While she and thousands of others have lost everything they have ever owned, she has not lost her faith.

“Our dreams may have turned to ashes, but our prayers are still alive,” she said.

“This Ramadan my prayers are more emotional than ever. I pray for strength, not just for myself, but for my family and for every neighbor who also lost their family home. I pray for healing from the trauma of fire. I pray that Allah will replace what we lost with something better. I pray for the chance to rebuild not just our house, but our sense of security.”

Juraij Dayan Hussin, a volunteer helping the Bongao fire victims, observed that many of them were traumatized and the need to cleanse the heart and mind during Ramadan was what kept many of them going, because they are “thankful that even though they lost their property, they are still alive.”

But the religious observance related to the fasting month is not easy in a cramped shelter.

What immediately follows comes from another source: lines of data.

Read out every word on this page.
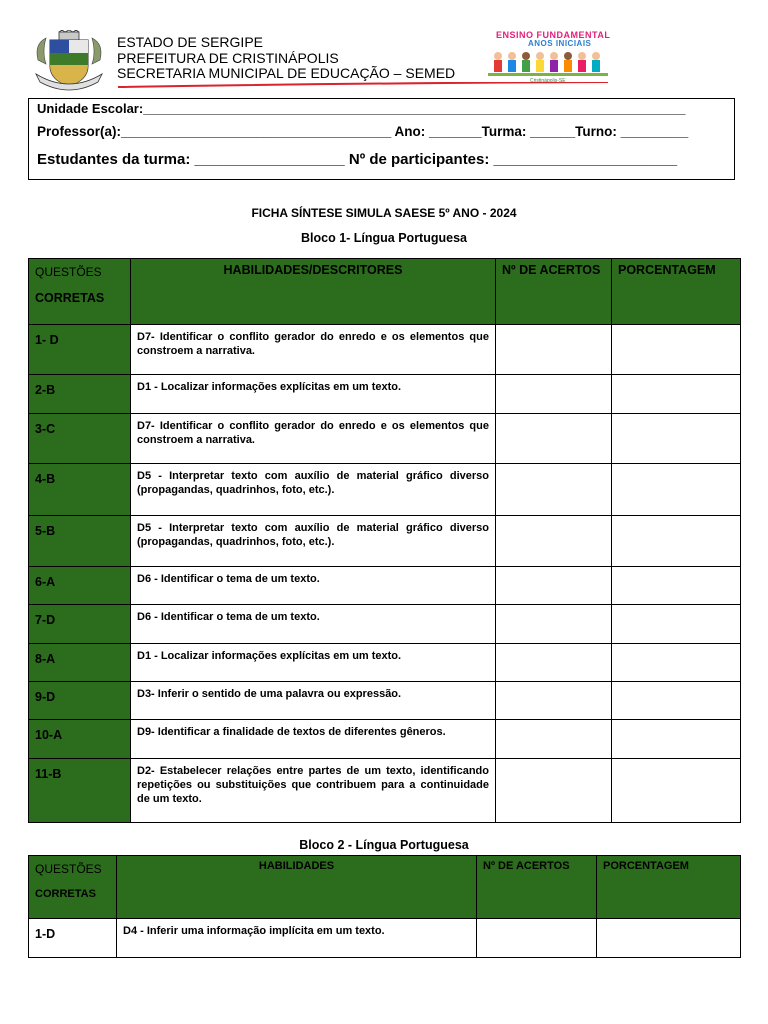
ESTADO DE SERGIPE
PREFEITURA DE CRISTINÁPOLIS
SECRETARIA MUNICIPAL DE EDUCAÇÃO – SEMED
ENSINO FUNDAMENTAL
ANOS INICIAIS
Cristinápolis-SE
Unidade Escolar:___________________________________________________________________________
Professor(a):____________________________________ Ano: _______Turma: ______Turno: _________
Estudantes da turma: __________________ Nº de participantes: ______________________
FICHA SÍNTESE SIMULA SAESE 5º ANO - 2024
Bloco 1- Língua Portuguesa
QUESTÕES
CORRETAS	HABILIDADES/DESCRITORES	Nº DE ACERTOS	PORCENTAGEM
1- D	D7- Identificar o conflito gerador do enredo e os elementos que constroem a narrativa.		
2-B	D1 - Localizar informações explícitas em um texto.		
3-C	D7- Identificar o conflito gerador do enredo e os elementos que constroem a narrativa.		
4-B	D5 - Interpretar texto com auxílio de material gráfico diverso (propagandas, quadrinhos, foto, etc.).		
5-B	D5 - Interpretar texto com auxílio de material gráfico diverso (propagandas, quadrinhos, foto, etc.).		
6-A	D6 - Identificar o tema de um texto.		
7-D	D6 - Identificar o tema de um texto.		
8-A	D1 - Localizar informações explícitas em um texto.		
9-D	D3- Inferir o sentido de uma palavra ou expressão.		
10-A	D9- Identificar a finalidade de textos de diferentes gêneros.		
11-B	D2- Estabelecer relações entre partes de um texto, identificando repetições ou substituições que contribuem para a continuidade de um texto.		
Bloco 2 - Língua Portuguesa
QUESTÕES
CORRETAS	HABILIDADES	Nº DE ACERTOS	PORCENTAGEM
1-D	D4 - Inferir uma informação implícita em um texto.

“It’s hard for Muslims to perform their prayers when they do not have their proper attire because they usually have specific clothes for prayer,” he said. “Sanitation in the area is also an issue ... when you fast and when you pray, cleanliness is essential.”

For Abdulkail Jani, who is staying at a basketball court with his brother and more than 70 other families, this Ramadan will be spent apart from their parents, whom they managed to move to relatives.

“The month of Ramadan this year is a month of trial ... there will be a huge change from how we observed Ramadan in the past, but we will adjust to it and try to comfort ourselves and our family. The most important thing is that we can perform the fasting,” he told Arab News.

“Despite our situation now, despite everything, as long as we’re alive, we will observe Ramadan. We’ll try to observe it well, without missing anything.”